Kind of like cyber-sex when you come to think about it - or is that "think about coming ..." ? Never mind. We don't want to get back into that condom discussion, do we? > or more likely

Helen

THE FLEA

JOHN DONNE John Donne (1571-1631)

Mark but this flea, and mark in this, How little that which thou deny'st me is; It sucked me first, and now sucks thee, And in this flea, our two bloods mingled be; Thou knowest that this cannot be said A sin, nor shame, nor loss of maidenhead. Yet this enjoys before it woo, And pampered, swells with one blood made of two, And this, alas, is more than we would do.

Oh stay, three lives in one flea spare, Where we almost, yea, more than married are. This flea is you and I, and this Our marriage bed, and marriage temple is; Though parents grudge, and you, we are met And cloistered in these living walls of jet. Though use make you apt to kill me, Let not to that self murder added be, And sacrilege, three sins in killing three.

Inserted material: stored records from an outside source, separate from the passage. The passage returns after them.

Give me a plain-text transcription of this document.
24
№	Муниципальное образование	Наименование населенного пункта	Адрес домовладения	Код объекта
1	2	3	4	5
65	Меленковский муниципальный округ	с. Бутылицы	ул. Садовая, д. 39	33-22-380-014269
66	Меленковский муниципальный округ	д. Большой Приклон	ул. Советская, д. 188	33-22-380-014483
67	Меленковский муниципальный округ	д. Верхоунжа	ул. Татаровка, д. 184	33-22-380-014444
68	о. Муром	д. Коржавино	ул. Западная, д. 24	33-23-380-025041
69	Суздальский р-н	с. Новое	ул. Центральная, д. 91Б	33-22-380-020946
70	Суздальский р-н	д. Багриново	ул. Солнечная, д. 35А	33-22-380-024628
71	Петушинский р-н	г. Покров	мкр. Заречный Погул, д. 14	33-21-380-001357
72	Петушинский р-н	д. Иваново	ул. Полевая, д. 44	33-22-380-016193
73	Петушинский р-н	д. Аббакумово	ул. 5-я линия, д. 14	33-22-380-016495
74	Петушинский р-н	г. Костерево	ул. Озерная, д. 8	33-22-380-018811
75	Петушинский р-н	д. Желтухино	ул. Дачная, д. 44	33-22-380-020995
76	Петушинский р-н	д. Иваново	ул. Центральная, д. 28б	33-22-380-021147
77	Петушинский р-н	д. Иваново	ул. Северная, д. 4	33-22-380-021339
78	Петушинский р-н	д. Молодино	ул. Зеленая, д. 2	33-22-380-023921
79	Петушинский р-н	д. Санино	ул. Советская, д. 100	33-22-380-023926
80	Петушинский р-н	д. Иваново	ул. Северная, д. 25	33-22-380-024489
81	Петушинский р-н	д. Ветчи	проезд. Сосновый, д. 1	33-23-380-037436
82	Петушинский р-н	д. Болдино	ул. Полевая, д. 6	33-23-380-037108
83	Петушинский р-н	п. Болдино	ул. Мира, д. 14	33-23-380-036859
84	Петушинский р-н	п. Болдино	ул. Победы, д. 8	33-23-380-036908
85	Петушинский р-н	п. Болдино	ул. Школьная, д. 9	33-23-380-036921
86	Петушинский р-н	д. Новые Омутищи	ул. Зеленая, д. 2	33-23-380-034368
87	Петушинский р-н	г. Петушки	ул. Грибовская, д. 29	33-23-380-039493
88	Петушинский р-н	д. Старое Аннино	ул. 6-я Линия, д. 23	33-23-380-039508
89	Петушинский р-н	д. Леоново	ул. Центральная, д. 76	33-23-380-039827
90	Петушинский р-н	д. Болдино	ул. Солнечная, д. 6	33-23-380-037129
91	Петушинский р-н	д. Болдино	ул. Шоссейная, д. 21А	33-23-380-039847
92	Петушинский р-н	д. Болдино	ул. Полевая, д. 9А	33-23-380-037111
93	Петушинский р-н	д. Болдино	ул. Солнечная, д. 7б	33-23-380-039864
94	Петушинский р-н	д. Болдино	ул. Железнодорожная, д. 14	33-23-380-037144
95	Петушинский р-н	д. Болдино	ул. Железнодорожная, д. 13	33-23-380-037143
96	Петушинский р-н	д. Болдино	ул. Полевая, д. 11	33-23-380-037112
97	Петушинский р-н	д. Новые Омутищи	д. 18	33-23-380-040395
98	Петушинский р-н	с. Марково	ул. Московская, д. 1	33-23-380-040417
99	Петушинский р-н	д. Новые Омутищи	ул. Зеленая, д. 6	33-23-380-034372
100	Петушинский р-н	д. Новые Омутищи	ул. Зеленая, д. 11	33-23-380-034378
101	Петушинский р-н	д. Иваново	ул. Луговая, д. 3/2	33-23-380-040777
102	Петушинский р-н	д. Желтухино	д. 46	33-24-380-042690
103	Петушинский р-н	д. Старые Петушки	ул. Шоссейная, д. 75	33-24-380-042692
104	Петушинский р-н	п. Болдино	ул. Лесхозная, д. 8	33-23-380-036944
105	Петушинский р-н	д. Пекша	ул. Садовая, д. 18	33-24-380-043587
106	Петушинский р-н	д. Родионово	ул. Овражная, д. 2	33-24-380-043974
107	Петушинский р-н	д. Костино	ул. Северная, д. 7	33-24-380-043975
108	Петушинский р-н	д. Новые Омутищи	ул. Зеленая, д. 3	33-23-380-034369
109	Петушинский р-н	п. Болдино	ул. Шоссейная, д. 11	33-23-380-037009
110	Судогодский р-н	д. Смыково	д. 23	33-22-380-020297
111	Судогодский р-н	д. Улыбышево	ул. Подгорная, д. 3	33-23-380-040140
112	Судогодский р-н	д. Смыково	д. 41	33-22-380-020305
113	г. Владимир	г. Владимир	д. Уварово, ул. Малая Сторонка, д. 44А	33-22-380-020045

Cruel and sudden, hast thou since Purpled thy nail in blood of innocence? Wherein could this flea guilty be Except in that drop which it sucked from thee? Yet thou triumph'st, and sayest that thou Find'st not thyself, nor me, the weaker now. 'Tis true, then learn how false fears be; Just so much honor, when thou yieldst to me, Will waste, as this flea's death took life from thee.